【Short Review】DICEモデルによるカーボンプライシング
- 2021年10月14日
投資工学研究所
- 伊藤 央峻
サマリー
脱炭素の実現に向け、炭素に価格をつけて温室効果ガス排出を抑制するカーボンプライシングが注目されている。世界銀行によると、64の国・地域に炭素税または排出量取引によるカーボンプライシングが導入され、世界の排出量の21.5%がカバーされている。この分野で先行するのは欧州だが、中国でも2021年7月に二酸化炭素(CO₂)の排出量取引が始まったほか、日本も2022年度の排出量取引市場の実証開始を目指している。
炭素にはどれくらいの価格をつけるのが適正だと考えればよいだろうか。安過ぎると排出抑制効果が薄れるが、高くなるほど支払う側の負担は大きくなる。

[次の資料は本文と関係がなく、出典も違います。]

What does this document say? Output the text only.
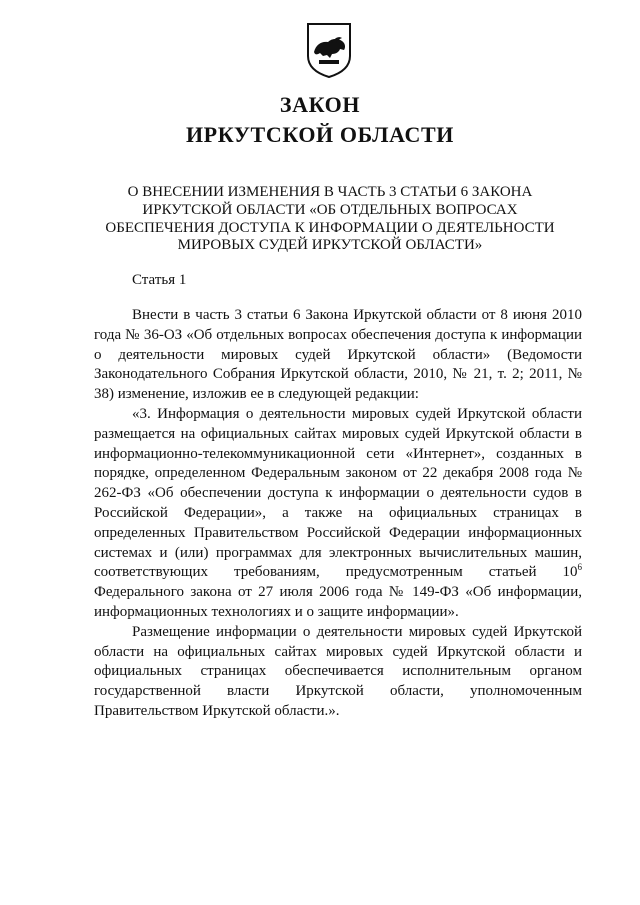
ЗАКОН
ИРКУТСКОЙ ОБЛАСТИ
О ВНЕСЕНИИ ИЗМЕНЕНИЯ В ЧАСТЬ 3 СТАТЬИ 6 ЗАКОНА
ИРКУТСКОЙ ОБЛАСТИ «ОБ ОТДЕЛЬНЫХ ВОПРОСАХ
ОБЕСПЕЧЕНИЯ ДОСТУПА К ИНФОРМАЦИИ О ДЕЯТЕЛЬНОСТИ
МИРОВЫХ СУДЕЙ ИРКУТСКОЙ ОБЛАСТИ»
Статья 1

Внести в часть 3 статьи 6 Закона Иркутской области от 8 июня 2010 года № 36-ОЗ «Об отдельных вопросах обеспечения доступа к информации о деятельности мировых судей Иркутской области» (Ведомости Законодательного Собрания Иркутской области, 2010, № 21, т. 2; 2011, № 38) изменение, изложив ее в следующей редакции:

«3. Информация о деятельности мировых судей Иркутской области размещается на официальных сайтах мировых судей Иркутской области в информационно-телекоммуникационной сети «Интернет», созданных в порядке, определенном Федеральным законом от 22 декабря 2008 года № 262-ФЗ «Об обеспечении доступа к информации о деятельности судов в Российской Федерации», а также на официальных страницах в определенных Правительством Российской Федерации информационных системах и (или) программах для электронных вычислительных машин, соответствующих требованиям, предусмотренным статьей $10^6$ Федерального закона от 27 июля 2006 года № 149-ФЗ «Об информации, информационных технологиях и о защите информации».

Размещение информации о деятельности мировых судей Иркутской области на официальных сайтах мировых судей Иркутской области и официальных страницах обеспечивается исполнительным органом государственной власти Иркутской области, уполномоченным Правительством Иркутской области.».
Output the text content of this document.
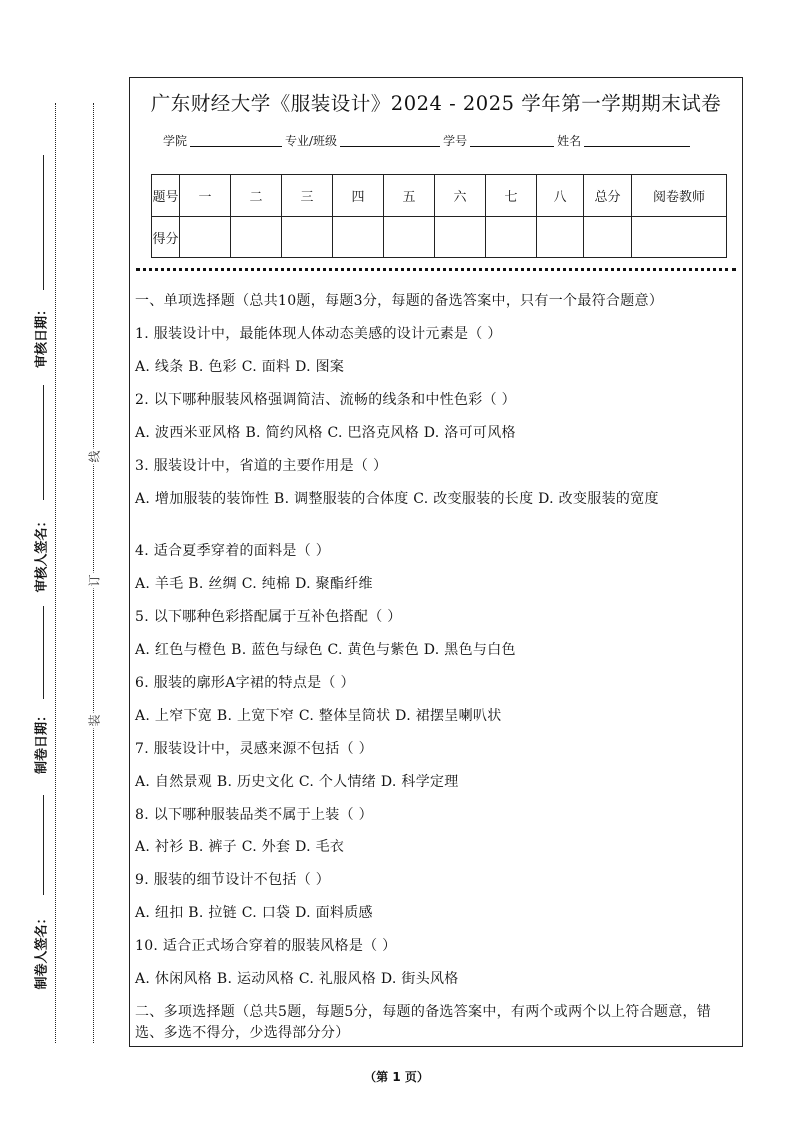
审核日期：
审核人签名：
制卷日期：
制卷人签名：
线
订
装
广东财经大学《服装设计》2024 - 2025 学年第一学期期末试卷
学院	专业/班级	学号	姓名
题号	一	二	三	四	五	六	七	八	总分	阅卷教师
得分										
一、单项选择题（总共10题，每题3分，每题的备选答案中，只有一个最符合题意）
1. 服装设计中，最能体现人体动态美感的设计元素是（ ）
A. 线条 B. 色彩 C. 面料 D. 图案
2. 以下哪种服装风格强调简洁、流畅的线条和中性色彩（ ）
A. 波西米亚风格 B. 简约风格 C. 巴洛克风格 D. 洛可可风格
3. 服装设计中，省道的主要作用是（ ）
A. 增加服装的装饰性 B. 调整服装的合体度 C. 改变服装的长度 D. 改变服装的宽度
4. 适合夏季穿着的面料是（ ）
A. 羊毛 B. 丝绸 C. 纯棉 D. 聚酯纤维
5. 以下哪种色彩搭配属于互补色搭配（ ）
A. 红色与橙色 B. 蓝色与绿色 C. 黄色与紫色 D. 黑色与白色
6. 服装的廓形A字裙的特点是（ ）
A. 上窄下宽 B. 上宽下窄 C. 整体呈筒状 D. 裙摆呈喇叭状
7. 服装设计中，灵感来源不包括（ ）
A. 自然景观 B. 历史文化 C. 个人情绪 D. 科学定理
8. 以下哪种服装品类不属于上装（ ）
A. 衬衫 B. 裤子 C. 外套 D. 毛衣
9. 服装的细节设计不包括（ ）
A. 纽扣 B. 拉链 C. 口袋 D. 面料质感
10. 适合正式场合穿着的服装风格是（ ）
A. 休闲风格 B. 运动风格 C. 礼服风格 D. 街头风格
二、多项选择题（总共5题，每题5分，每题的备选答案中，有两个或两个以上符合题意，错选、多选不得分，少选得部分分）
（第 1 页）
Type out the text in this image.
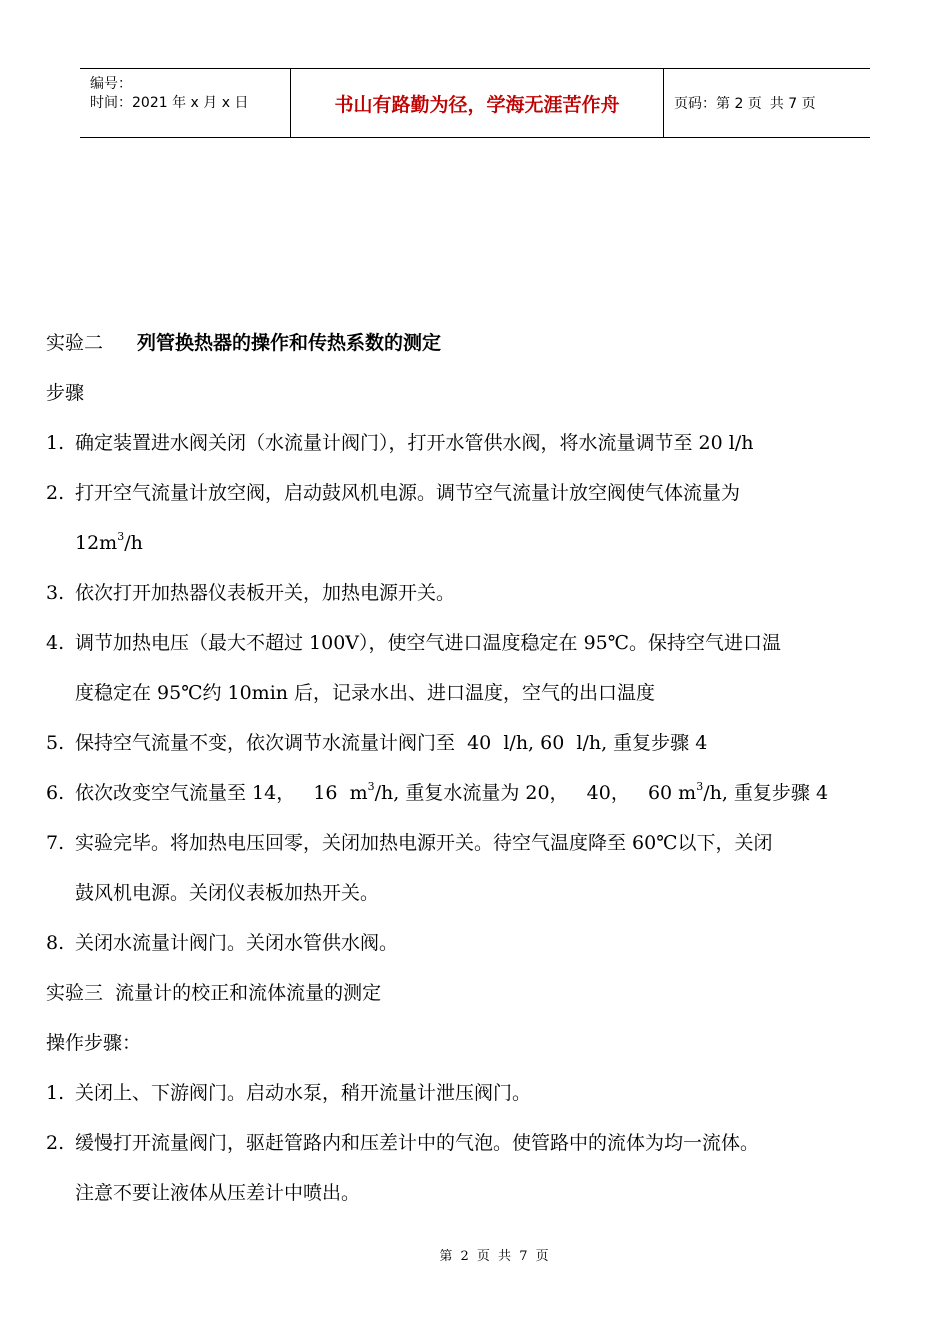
编号：
时间：2021 年 x 月 x 日	书山有路勤为径，学海无涯苦作舟	页码：第 2 页 共 7 页
实验二 列管换热器的操作和传热系数的测定
步骤
1. 确定装置进水阀关闭（水流量计阀门），打开水管供水阀，将水流量调节至 20 l/h
2. 打开空气流量计放空阀，启动鼓风机电源。调节空气流量计放空阀使气体流量为
$12m^3/h$
3. 依次打开加热器仪表板开关，加热电源开关。
4. 调节加热电压（最大不超过 100V），使空气进口温度稳定在 95℃。保持空气进口温
度稳定在 95℃约 10min 后，记录水出、进口温度，空气的出口温度
5. 保持空气流量不变，依次调节水流量计阀门至  40  l/h, 60  l/h, 重复步骤 4
6. 依次改变空气流量至 14，   16  $m^3/h$, 重复水流量为 20，   40，   60 $m^3/h$, 重复步骤 4
7. 实验完毕。将加热电压回零，关闭加热电源开关。待空气温度降至 60℃以下，关闭
鼓风机电源。关闭仪表板加热开关。
8. 关闭水流量计阀门。关闭水管供水阀。
实验三  流量计的校正和流体流量的测定
操作步骤：
1. 关闭上、下游阀门。启动水泵，稍开流量计泄压阀门。
2. 缓慢打开流量阀门，驱赶管路内和压差计中的气泡。使管路中的流体为均一流体。
注意不要让液体从压差计中喷出。
第 2 页 共 7 页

本稿では、2018年にノーベル経済学賞を受賞した米イェール大学のウィリアム・ノードハウス教授が開発した「DICEモデル」 を使い炭素価格や気候変動について考察する。DICEモデルはマクロ経済学や地球物理学に基づく関係式で構成されている。より複雑なシミュレーションに用いられる手法と比べると小規模になるものの、炭素価格を計算でき、経済と気候変動との関係の理解にも役立つ。